Reichardt finds an infectious fascination in some of the most commonplace elements of the crime, such as James applying its carpentry know-how to build a tailor-made storage fund for paintings. This body then gives a physical comedy when it crawls on a ladder to hide it in a hay attic while a pig sniffs in the background, rumbling for food and passing JB no attention.
Playing a character who could easily be an American cousin to his sad tombs ChimeraO’Connor skillfully balances these comic moments with a slow construction of melancholy and regret-“I did not really think it,” he says morosearly-while the scheme of Get-Rich-Rick slips out of its reach.
Haim, the singer who has become a star of the screen in small groups in Paul Thomas Anderson Licorice pizzaUnless working with Terra. But she says a lot about her eyes on the internal battle of the character between abstention and walking away to protect herself and the boys from the wreck of James. It seems real on both sides when James loses terra as an ally.
Haim’s performance economy is fully in accordance with the less important Reichardt policy with its actors, which applies to the incisive cast of the smallest roles, with faces that look straight at home at the time.
There is an interlude that is both charming and sad in which James is still in freedom despite the fact that his face is splashed through the newspapers. O’Connor hits poignant notes when JB is mistaken in thinking that he is safe while extending to the farm of his old friend Fred (accustomed to John Magaro) and his wife Maude (Gaby Hoffmann), who is convinced that James uses their former university art teacher as a closure. Fred seems very excited to have a criminal sought in the middle of them, Maude considerably less, which accelerates the departure of JB.
Throughout the film, newspaper titles and television extracts contextualize history in the context of anti-Vietnam demonstrations, colleges retaliated with protests from the student campus and aggressive police services, as well as overviews of the twisted smile of Richard Nixon. Although Reichardt takes care not to hammer this too strong element, it is impossible to miss the parallels with the political landscape of today.
James’ flight attempt to Canada strikes a hook during one of these street demonstrations, and the last stroke of him, locked in a small part of the frame, is overwhelming.
The longtime employee of DP, Christopher Blauvelt, who also turned Meek cut,, Night move,, Some women,, First cow And Present For Reichardt, there remains an incomparable adjustment for the director’s naturalist minimalism, ensuring that even the rows of trees in the flamboyant fall colors are never too pretty.

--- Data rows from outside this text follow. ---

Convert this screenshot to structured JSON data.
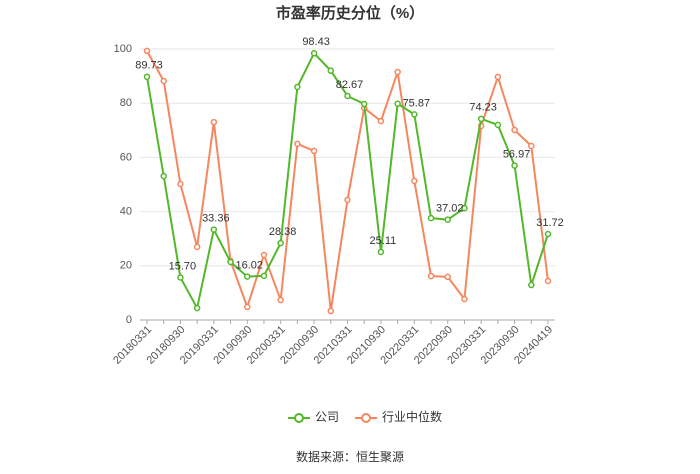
{
  "chart_data": {
    "type": "line",
    "title": "市盈率历史分位（%）",
    "source": "数据来源：恒生聚源",
    "categories": [
      "20180331",
      null,
      "20180930",
      null,
      "20190331",
      null,
      "20190930",
      null,
      "20200331",
      null,
      "20200930",
      null,
      "20210331",
      null,
      "20210930",
      null,
      "20220331",
      null,
      "20220930",
      null,
      "20230331",
      null,
      "20230930",
      null,
      "20240419"
    ],
    "ylim": [
      0,
      100
    ],
    "yticks": [
      0,
      20,
      40,
      60,
      80,
      100
    ],
    "grid": true,
    "legend": "bottom",
    "series": [
      {
        "name": "公司",
        "color": "#52b82a",
        "values": [
          89.73,
          53.1,
          15.7,
          4.4,
          33.36,
          21.4,
          16.02,
          16.3,
          28.38,
          86.0,
          98.43,
          92.0,
          82.67,
          79.7,
          25.11,
          79.8,
          75.87,
          37.6,
          37.02,
          41.3,
          74.23,
          72.0,
          56.97,
          12.9,
          31.72
        ],
        "value_labels": [
          "89.73",
          null,
          "15.70",
          null,
          "33.36",
          null,
          "16.02",
          null,
          "28.38",
          null,
          "98.43",
          null,
          "82.67",
          null,
          "25.11",
          null,
          "75.87",
          null,
          "37.02",
          null,
          "74.23",
          null,
          "56.97",
          null,
          "31.72"
        ]
      },
      {
        "name": "行业中位数",
        "color": "#f4875f",
        "values": [
          99.3,
          88.2,
          50.2,
          27.0,
          73.0,
          21.8,
          4.8,
          24.0,
          7.4,
          65.0,
          62.4,
          3.3,
          44.3,
          78.2,
          73.4,
          91.5,
          51.3,
          16.2,
          15.9,
          7.7,
          71.6,
          89.7,
          70.1,
          64.2,
          14.4
        ]
      }
    ]
  }
}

As she did with Night moveReichardt has made a genre image that takes off all the usual tropes to focus on character, human failures and reality that even a person from a comfortable middle class can be exhausted by the fight and scope of reckless solutions.
The only major departure for Reichardt is the very effective use of a partition by the jazz musician Rob Mazurek. The cool, but also nervous riffs of percussion, bass, brass and drums look like a set of Beatnik diving bar which ends at the end of a long set, offering the perfect complement to a decelerated film that works on the EuPhone.